The third-generation iPod contains two power-management chips from Royal Philips Electronics, a TEA1211 and a PCF50605. The TEA1211 is a dc-dc converter that can switch automatically between step-down and step-up operation in response to changing input voltage. The PCF50605, a single-chip power-management unit (PMU), can adjust power-supply voltages to the lowest thresholds needed for functions in a particular power domain.
In September 2003, Apple unveiled a 20-Gbyte model priced at $399--the same price as the 15-Gbyte model introduced just five months earlier--and a 40-Gbyte model priced at $499 that holds up to 10,000 songs.
Soon afterward, Apple made iPod software available to Mac and Windows users, adding support for Belkin voice recording and photo storage accessories for dockable iPods. Thus, users could record hundreds of hours of audio and store thousands of digital photos on their iPod.
By January 2004, Apple had shipped some 2 million iPods. That month, it introduced the iPod mini. With room for 1000 songs, plus extras, the 3.6-oz., 1.27-cm mini presented a cleaner look than earlier iPods. The buttons below the display screen were eliminated, and their functions were transferred to the outer ring of the scroll wheel.

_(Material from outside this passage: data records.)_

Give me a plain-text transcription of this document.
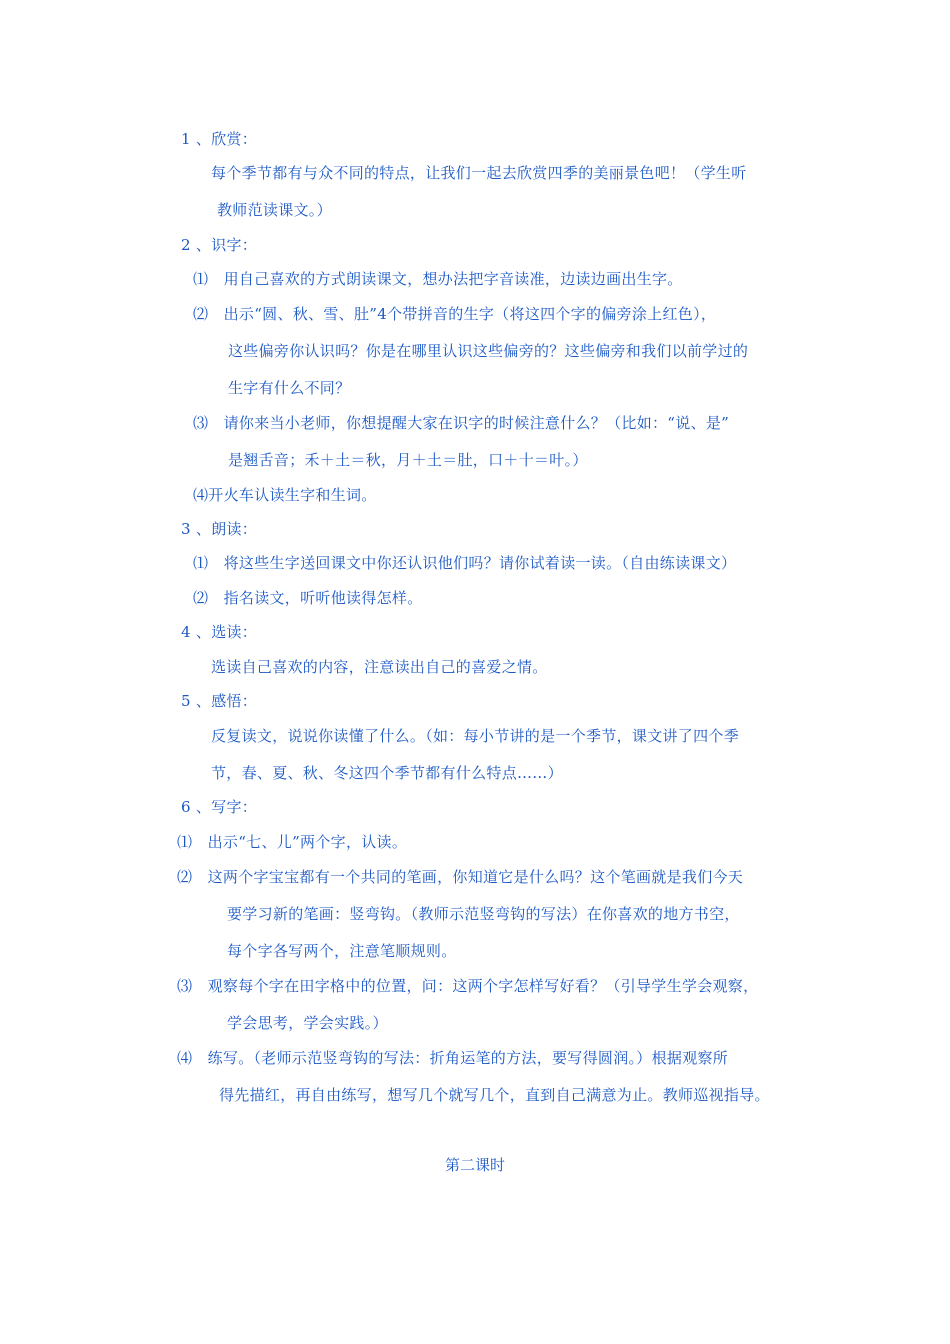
1 、欣赏：
每个季节都有与众不同的特点，让我们一起去欣赏四季的美丽景色吧！（学生听
教师范读课文。）
2 、识字：
⑴　用自己喜欢的方式朗读课文，想办法把字音读准，边读边画出生字。
⑵　出示“圆、秋、雪、肚”4个带拼音的生字（将这四个字的偏旁涂上红色），
这些偏旁你认识吗？你是在哪里认识这些偏旁的？这些偏旁和我们以前学过的
生字有什么不同？
⑶　请你来当小老师，你想提醒大家在识字的时候注意什么？（比如：“说、是”
是翘舌音；禾＋土＝秋，月＋土＝肚，口＋十＝叶。）
⑷开火车认读生字和生词。
3 、朗读：
⑴　将这些生字送回课文中你还认识他们吗？请你试着读一读。（自由练读课文）
⑵　指名读文，听听他读得怎样。
4 、选读：
选读自己喜欢的内容，注意读出自己的喜爱之情。
5 、感悟：
反复读文，说说你读懂了什么。（如：每小节讲的是一个季节，课文讲了四个季
节，春、夏、秋、冬这四个季节都有什么特点……）
6 、写字：
⑴　出示“七、儿”两个字，认读。
⑵　这两个字宝宝都有一个共同的笔画，你知道它是什么吗？这个笔画就是我们今天
要学习新的笔画：竖弯钩。（教师示范竖弯钩的写法）在你喜欢的地方书空，
每个字各写两个，注意笔顺规则。
⑶　观察每个字在田字格中的位置，问：这两个字怎样写好看？（引导学生学会观察，
学会思考，学会实践。）
⑷　练写。（老师示范竖弯钩的写法：折角运笔的方法，要写得圆润。）根据观察所
得先描红，再自由练写，想写几个就写几个，直到自己满意为止。教师巡视指导。
第二课时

Tearing down the mini, Portelligent's Carey found a new PortalPlayer CPU chip (PP5020D-TF) that, for the first time, integrated USB and FireWire controller functions (Fig. 4). In lieu of Toshiba's 1.8-in. drive, the mini employs a 1-in., 4-Gbyte Microdrive from Hitachi Global Storage Technologies. A Linear Technology LT4055 USB power controller/Li-ion linear charger can detect the presence of a wall adapter and use it as an alternative power source to charge the battery while simultaneously providing power to the load. Other power-management devices include a Texas Instruments TPS62046 step-down dc-dc converter and an LM3485 PFET switching regulator controller from National Semiconductor Corp.
One of the latest additions is iPod Photo. It comes in 40- and 60-Gbyte models that hold 10,000 or 15,000 songs, respectively, as well as up to 25,000 digital photos. The units feature up to 15 hours of music playback or up to five hours of slideshows. Both Mac and Windows users can exploit iPod Photo via Auto-Sync.